Are you kidding me? We’ve gone from no details at all to suddenly power grids being knocked offline. Never mind the fact that it’s extremely unlikely (read: not gonna happen) that a device which controls the power grid of an area is directly connected to the internet. Devices that display power consumption/usage maybe, but not devices that control where that power is going and whether or not a given path is online.
Fyodor (of nmap fame) has posted his guess on the details of this new vulnerability (and an echo of my frustration at this type of disclosure as well), however Robert E. Lee replies that while Fyodor has very valid points and explains a bit of how their tool works, he doesn’t quite explain the attack they’ve found.
That’s one of the points of this rant: Smart people *are* going to figure out what the problem is.
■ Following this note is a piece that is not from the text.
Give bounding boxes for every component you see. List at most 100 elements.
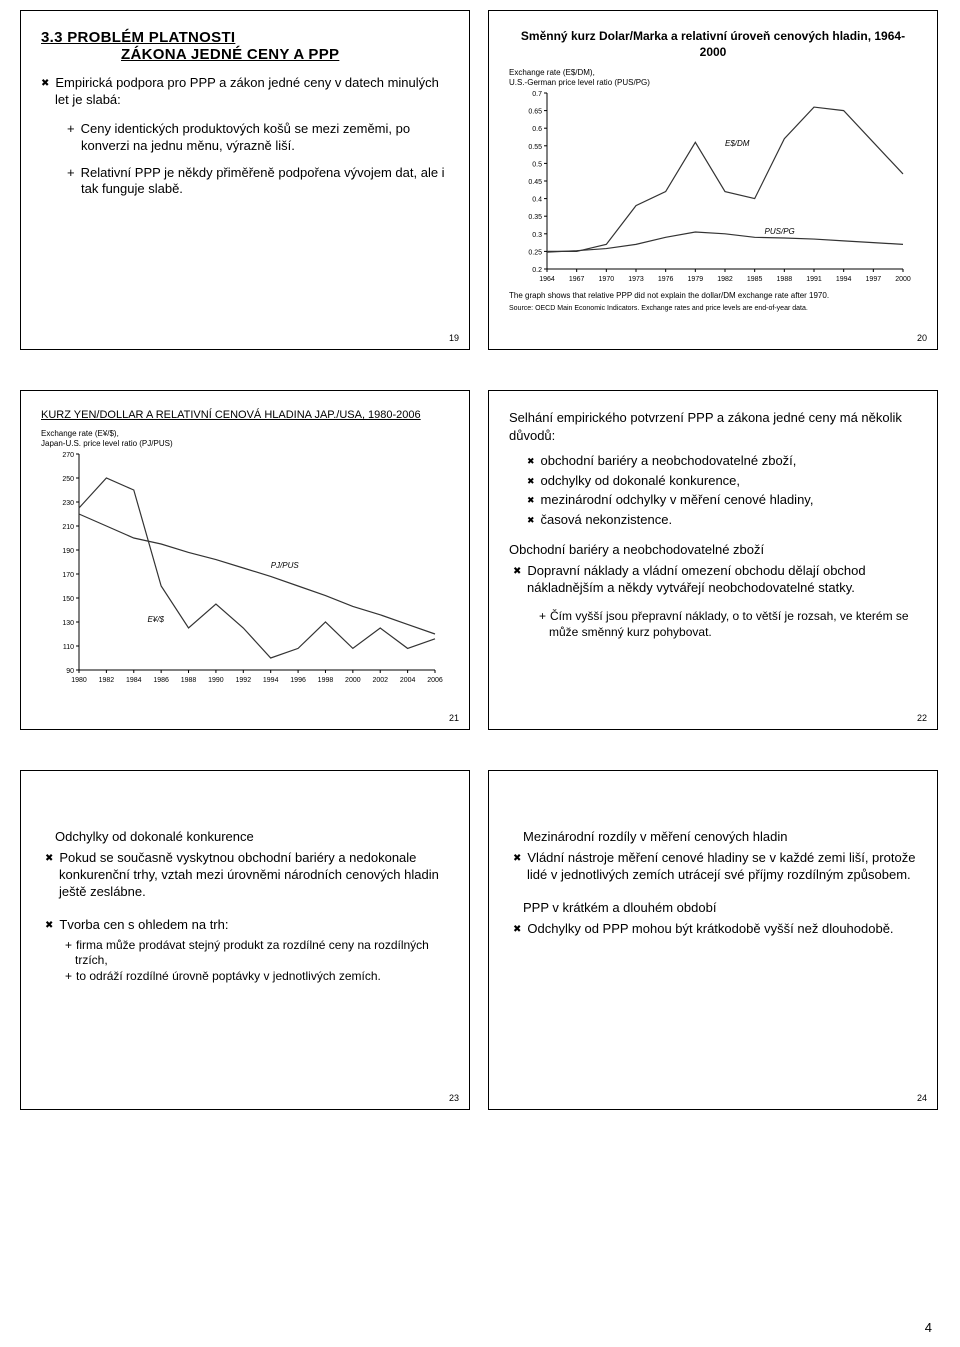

They may be “good guys”, or they may be “bad guys” (in my opinion it is likely that both sides will figure it out). Either way, there are certainly enough clues given in the various reports/podcasts to enable an individual that is clueful about the protocol to figure out a likely scenario.
To make matters worse, this time there are at least five unique vulnerabilities which have been documented by Robert and Jack. This of course increases the odds that the exploit will be found (that is, someone will figure at least one of the five out, if not all of them.)
So what really is the point of disclosing this way?
It isn’t helping anyone except the media and the researchers (because they get to revel in the media circus while it lasts).
More specifically:

    • It doesn’t protect end users


    • It doesn’t help administrators


    • It doesn’t even help security researchers other than those doing the dribbling, because rather than allowing one to try to find ways to fix the problem, or even new ways to apply the problem to other areas, it forces them to try to recreate what’s already been done using a disjointed trail of clues.

So, why do it this way?
Disclosure is simple really, either do it, or don’t.
Personally, I think “full disclosure” (eg. ‘do it’) is best.
Whether you do so before or after “responsible” vendor notification, I don’t care really. But get all the information out there when you do it, or keep your mouth shut until you’re ready to do so.
I’m disgusted with this “new way” of doing things, and I’ve decided to coin a term for this method: discloscharades
Just like the game charades, this “half informed” nonsense ends up making the person dribbling clues out look silly or worse, and it leaves the people doing the guesswork frustrated and annoyed.